If the developer community cannot be privvy to the reason,
political or technical, for a specification feature then
they find their own because we do business in a domain
of requirements for services which we meet, prove, or
are not paid.
This we do or else we abandon responsibility
to protect out customers. If the decision is
purely political and one does not endorse that
polity, one must explore options and this is the
forum in which to do that, the one in which
if the patience and deliberation are practiced,
some measure of understanding is found.
So far, the process is working. It appears that
the term "semantic web" offers little clarity, but
that an RDF service has the potential to improve
resource discovery processes.
That is a win. How big a win, I can't
say but now we know what to look for, what to test,
how to proceed. We can do this in open discussion
without the need for leaders or followers to
shout down the process because they are tired
of hitting the delete key or because the
outcome is not satisfying their polity.
If the universe is designing more capable
idiots, it is at least improving the service.
Len
http://www.mp3.com/LenBullard
Ekam sat.h, Vipraah bahudhaa vadanti.
Daamyata. Datta. Dayadhvam.h
From: Ann Navarro [mailto:ann@webgeek.com]
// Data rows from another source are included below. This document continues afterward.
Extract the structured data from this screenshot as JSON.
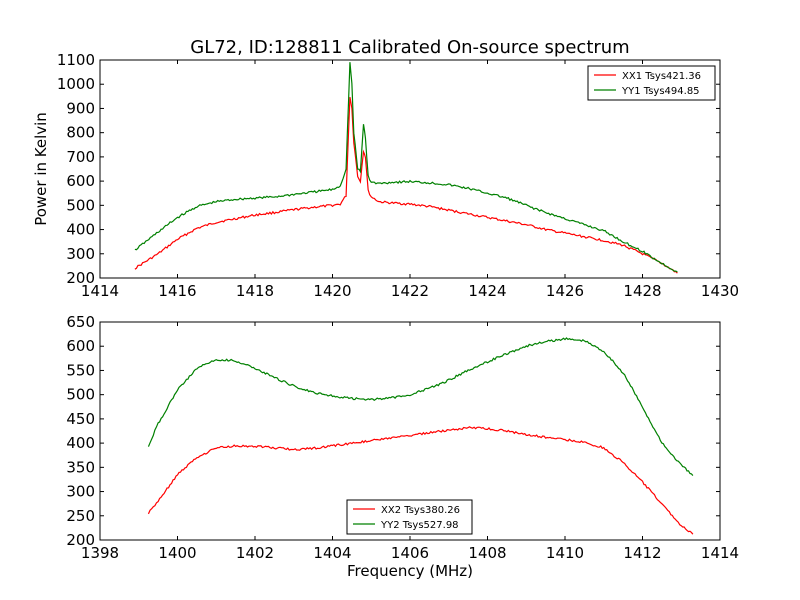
{
  "chart_data": [
    {
      "type": "line",
      "title": "GL72, ID:128811 Calibrated On-source spectrum",
      "xlabel": "",
      "ylabel": "Power in Kelvin",
      "xlim": [
        1414,
        1430
      ],
      "ylim": [
        200,
        1100
      ],
      "xticks": [
        "1414",
        "1416",
        "1418",
        "1420",
        "1422",
        "1424",
        "1426",
        "1428",
        "1430"
      ],
      "yticks": [
        "200",
        "300",
        "400",
        "500",
        "600",
        "700",
        "800",
        "900",
        "1000",
        "1100"
      ],
      "legend_position": "top-right",
      "series": [
        {
          "name": "XX1 Tsys421.36",
          "color": "#ff0000",
          "x": [
            1414.9,
            1415.5,
            1416,
            1416.5,
            1417,
            1417.5,
            1418,
            1418.5,
            1419,
            1419.5,
            1420,
            1420.2,
            1420.35,
            1420.45,
            1420.5,
            1420.55,
            1420.65,
            1420.72,
            1420.8,
            1420.85,
            1420.92,
            1421.0,
            1421.2,
            1421.5,
            1422,
            1422.5,
            1423,
            1423.5,
            1424,
            1424.5,
            1425,
            1425.5,
            1426,
            1426.5,
            1427,
            1427.5,
            1428,
            1428.5,
            1428.9
          ],
          "y": [
            240,
            300,
            360,
            405,
            430,
            445,
            460,
            470,
            482,
            492,
            500,
            505,
            540,
            950,
            900,
            760,
            620,
            600,
            725,
            700,
            560,
            535,
            515,
            510,
            505,
            495,
            480,
            465,
            450,
            435,
            420,
            400,
            385,
            370,
            355,
            335,
            300,
            260,
            220
          ]
        },
        {
          "name": "YY1 Tsys494.85",
          "color": "#008000",
          "x": [
            1414.9,
            1415.5,
            1416,
            1416.5,
            1417,
            1417.5,
            1418,
            1418.5,
            1419,
            1419.5,
            1420,
            1420.2,
            1420.35,
            1420.45,
            1420.5,
            1420.55,
            1420.65,
            1420.72,
            1420.8,
            1420.85,
            1420.92,
            1421.0,
            1421.2,
            1421.5,
            1422,
            1422.5,
            1423,
            1423.5,
            1424,
            1424.5,
            1425,
            1425.5,
            1426,
            1426.5,
            1427,
            1427.5,
            1428,
            1428.5,
            1428.9
          ],
          "y": [
            315,
            390,
            450,
            495,
            515,
            525,
            530,
            535,
            545,
            555,
            565,
            580,
            650,
            1090,
            1000,
            800,
            650,
            640,
            835,
            780,
            620,
            595,
            590,
            595,
            598,
            593,
            585,
            570,
            550,
            530,
            500,
            470,
            445,
            420,
            395,
            350,
            310,
            260,
            225
          ]
        }
      ]
    },
    {
      "type": "line",
      "title": "",
      "xlabel": "Frequency (MHz)",
      "ylabel": "",
      "xlim": [
        1398,
        1414
      ],
      "ylim": [
        200,
        650
      ],
      "xticks": [
        "1398",
        "1400",
        "1402",
        "1404",
        "1406",
        "1408",
        "1410",
        "1412",
        "1414"
      ],
      "yticks": [
        "200",
        "250",
        "300",
        "350",
        "400",
        "450",
        "500",
        "550",
        "600",
        "650"
      ],
      "legend_position": "bottom-center",
      "series": [
        {
          "name": "XX2 Tsys380.26",
          "color": "#ff0000",
          "x": [
            1399.25,
            1399.5,
            1400,
            1400.5,
            1401,
            1401.5,
            1402,
            1402.5,
            1403,
            1403.5,
            1404,
            1404.5,
            1405,
            1405.5,
            1406,
            1406.5,
            1407,
            1407.5,
            1408,
            1408.5,
            1409,
            1409.5,
            1410,
            1410.5,
            1411,
            1411.5,
            1412,
            1412.5,
            1413,
            1413.3
          ],
          "y": [
            255,
            280,
            335,
            370,
            390,
            394,
            394,
            390,
            387,
            389,
            394,
            400,
            405,
            410,
            415,
            422,
            427,
            432,
            430,
            425,
            418,
            412,
            407,
            402,
            390,
            360,
            320,
            275,
            230,
            212
          ]
        },
        {
          "name": "YY2 Tsys527.98",
          "color": "#008000",
          "x": [
            1399.25,
            1399.5,
            1400,
            1400.5,
            1401,
            1401.5,
            1402,
            1402.5,
            1403,
            1403.5,
            1404,
            1404.5,
            1405,
            1405.5,
            1406,
            1406.5,
            1407,
            1407.5,
            1408,
            1408.5,
            1409,
            1409.5,
            1410,
            1410.5,
            1411,
            1411.5,
            1412,
            1412.5,
            1413,
            1413.3
          ],
          "y": [
            395,
            440,
            510,
            555,
            572,
            570,
            555,
            535,
            518,
            505,
            497,
            492,
            490,
            493,
            500,
            513,
            530,
            550,
            568,
            585,
            600,
            610,
            615,
            612,
            590,
            545,
            475,
            400,
            355,
            333
          ]
        }
      ]
    }
  ]
}
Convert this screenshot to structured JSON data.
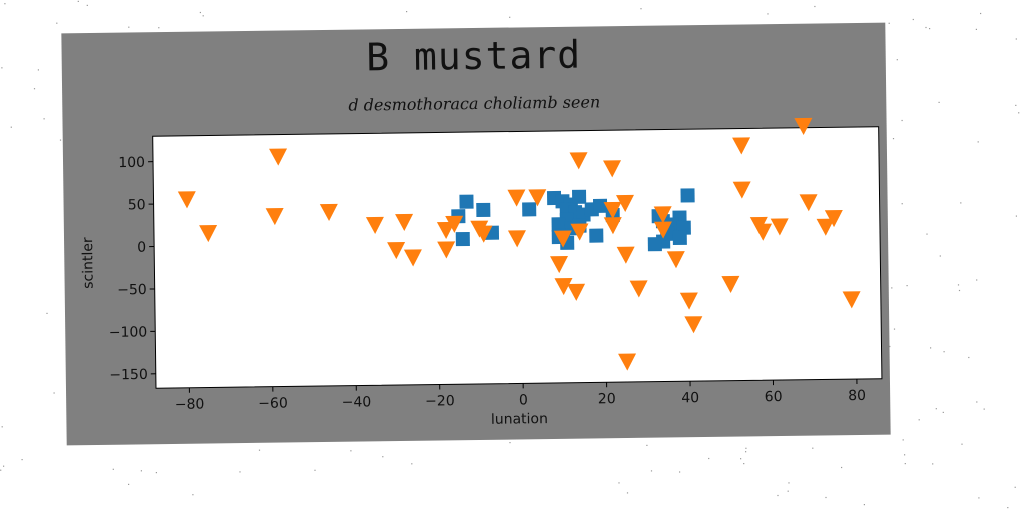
{
  "chart_data": {
    "type": "scatter",
    "title": "B mustard",
    "subtitle": "d desmothoraca choliamb seen",
    "xlabel": "lunation",
    "ylabel": "scintler",
    "xlim": [
      -88,
      86
    ],
    "ylim": [
      -167,
      130
    ],
    "xticks": [
      -80,
      -60,
      -40,
      -20,
      0,
      20,
      40,
      60,
      80
    ],
    "yticks": [
      -150,
      -100,
      -50,
      0,
      50,
      100
    ],
    "grid": false,
    "series": [
      {
        "marker": "square",
        "color": "#1f77b4",
        "points": [
          [
            -13,
            48
          ],
          [
            -9,
            38
          ],
          [
            -15,
            31
          ],
          [
            -14,
            4
          ],
          [
            -7,
            11
          ],
          [
            2,
            38
          ],
          [
            8,
            51
          ],
          [
            10,
            47
          ],
          [
            12,
            43
          ],
          [
            14,
            52
          ],
          [
            11,
            37
          ],
          [
            13,
            34
          ],
          [
            15,
            31
          ],
          [
            17,
            37
          ],
          [
            19,
            41
          ],
          [
            11,
            25
          ],
          [
            9,
            20
          ],
          [
            12,
            15
          ],
          [
            14,
            18
          ],
          [
            10,
            7
          ],
          [
            9,
            5
          ],
          [
            11,
            -2
          ],
          [
            18,
            6
          ],
          [
            22,
            30
          ],
          [
            33,
            28
          ],
          [
            34,
            22
          ],
          [
            38,
            26
          ],
          [
            36,
            18
          ],
          [
            39,
            14
          ],
          [
            34,
            -2
          ],
          [
            32,
            -5
          ],
          [
            35,
            7
          ],
          [
            38,
            2
          ],
          [
            40,
            52
          ]
        ]
      },
      {
        "marker": "triangle_down",
        "color": "#ff7f0e",
        "points": [
          [
            -80,
            55
          ],
          [
            -75,
            15
          ],
          [
            -58,
            104
          ],
          [
            -59,
            34
          ],
          [
            -46,
            38
          ],
          [
            -35,
            22
          ],
          [
            -28,
            25
          ],
          [
            -30,
            -8
          ],
          [
            -26,
            -17
          ],
          [
            -18,
            15
          ],
          [
            -18,
            -8
          ],
          [
            -16,
            22
          ],
          [
            -10,
            16
          ],
          [
            -9,
            10
          ],
          [
            -1,
            52
          ],
          [
            -1,
            4
          ],
          [
            4,
            52
          ],
          [
            10,
            3
          ],
          [
            9,
            -27
          ],
          [
            10,
            -53
          ],
          [
            14,
            95
          ],
          [
            13,
            -60
          ],
          [
            14,
            11
          ],
          [
            22,
            85
          ],
          [
            22,
            36
          ],
          [
            22,
            18
          ],
          [
            25,
            44
          ],
          [
            25,
            -17
          ],
          [
            25,
            -143
          ],
          [
            28,
            -57
          ],
          [
            34,
            30
          ],
          [
            34,
            12
          ],
          [
            37,
            -23
          ],
          [
            40,
            -72
          ],
          [
            41,
            -100
          ],
          [
            50,
            -53
          ],
          [
            53,
            58
          ],
          [
            53,
            110
          ],
          [
            57,
            16
          ],
          [
            58,
            8
          ],
          [
            62,
            14
          ],
          [
            68,
            132
          ],
          [
            69,
            42
          ],
          [
            73,
            13
          ],
          [
            75,
            23
          ],
          [
            79,
            -73
          ]
        ]
      }
    ]
  }
}
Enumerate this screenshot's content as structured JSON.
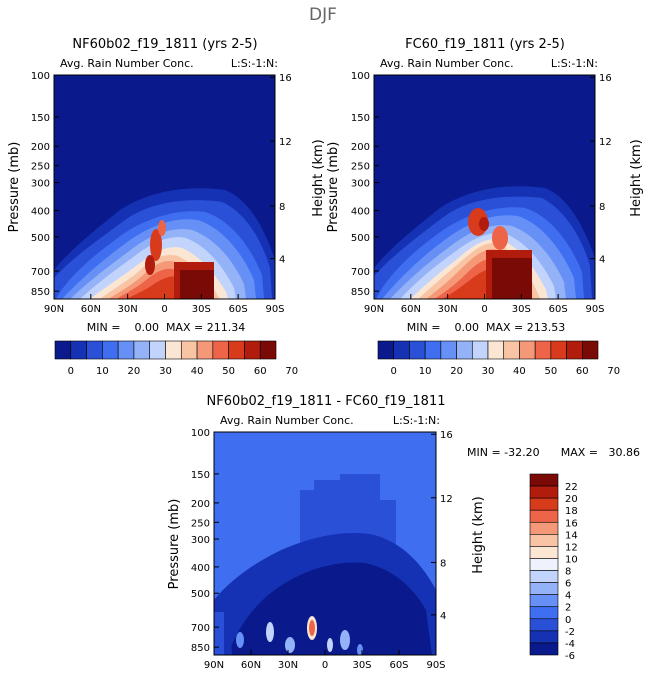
{
  "figure_title": "DJF",
  "chart_data": [
    {
      "type": "heatmap",
      "title": "NF60b02_f19_1811 (yrs 2-5)",
      "subtitle": "Avg. Rain Number Conc.",
      "corner_label": "L:S:-1:N:",
      "xlabel": "",
      "ylabel": "Pressure (mb)",
      "ylabel_right": "Height (km)",
      "x_ticks": [
        "90N",
        "60N",
        "30N",
        "0",
        "30S",
        "60S",
        "90S"
      ],
      "y_ticks": [
        "100",
        "150",
        "200",
        "250",
        "300",
        "400",
        "500",
        "700",
        "850"
      ],
      "y_ticks_right": [
        "16",
        "12",
        "8",
        "4"
      ],
      "stats": "MIN =    0.00  MAX = 211.34",
      "colorbar_ticks": [
        "0",
        "10",
        "20",
        "30",
        "40",
        "50",
        "60",
        "70"
      ]
    },
    {
      "type": "heatmap",
      "title": "FC60_f19_1811 (yrs 2-5)",
      "subtitle": "Avg. Rain Number Conc.",
      "corner_label": "L:S:-1:N:",
      "xlabel": "",
      "ylabel": "Pressure (mb)",
      "ylabel_right": "Height (km)",
      "x_ticks": [
        "90N",
        "60N",
        "30N",
        "0",
        "30S",
        "60S",
        "90S"
      ],
      "y_ticks": [
        "100",
        "150",
        "200",
        "250",
        "300",
        "400",
        "500",
        "700",
        "850"
      ],
      "y_ticks_right": [
        "16",
        "12",
        "8",
        "4"
      ],
      "stats": "MIN =    0.00  MAX = 213.53",
      "colorbar_ticks": [
        "0",
        "10",
        "20",
        "30",
        "40",
        "50",
        "60",
        "70"
      ]
    },
    {
      "type": "heatmap",
      "title": "NF60b02_f19_1811 - FC60_f19_1811",
      "subtitle": "Avg. Rain Number Conc.",
      "corner_label": "L:S:-1:N:",
      "xlabel": "",
      "ylabel": "Pressure (mb)",
      "ylabel_right": "Height (km)",
      "x_ticks": [
        "90N",
        "60N",
        "30N",
        "0",
        "30S",
        "60S",
        "90S"
      ],
      "y_ticks": [
        "100",
        "150",
        "200",
        "250",
        "300",
        "400",
        "500",
        "700",
        "850"
      ],
      "y_ticks_right": [
        "16",
        "12",
        "8",
        "4"
      ],
      "stats_min": "MIN = -32.20",
      "stats_max": "MAX =   30.86",
      "colorbar_ticks": [
        "22",
        "20",
        "18",
        "16",
        "14",
        "12",
        "10",
        "8",
        "6",
        "4",
        "2",
        "0",
        "-2",
        "-4",
        "-6"
      ]
    }
  ],
  "colors": {
    "scale12": [
      "#0a1a8c",
      "#1532b4",
      "#2a50d8",
      "#3f6ef0",
      "#6690f5",
      "#94b2f8",
      "#c2d4fb",
      "#fbe6d4",
      "#f8c4a4",
      "#f49878",
      "#ee6448",
      "#d83a1c",
      "#b11c0c",
      "#7a0a06"
    ],
    "scale3": [
      "#0a1a8c",
      "#1532b4",
      "#2a50d8",
      "#3f6ef0",
      "#6690f5",
      "#94b2f8",
      "#c2d4fb",
      "#eef2fd",
      "#fbe6d4",
      "#f8c4a4",
      "#f49878",
      "#ee6448",
      "#d83a1c",
      "#b11c0c",
      "#7a0a06"
    ]
  }
}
At 08:44 AM 10/19/00 -0500, Bullard, Claude L (Len) wrote:
>We can't do it *all* on open lists. All that people
>such as Simon St Laurent have asked for is the
>technical reasoning behind decisions.
Except that this ignores (or forgets) that all decisions aren't necessarily
based on the best technical reasoning. It may have been politics,
stonewalling, or finally caving in to some sort of consensus with a
minority opinion. Rare are issues that are unanimous.
Would those who want reasons behind decisions accept "the best solution the
group could come to consensus on"? I can only see follow-up as to what the
other proposals were and why or why not something was/wasn't accepted, and
that's where you get into "Well, Foo, Inc's rep refused this", etc.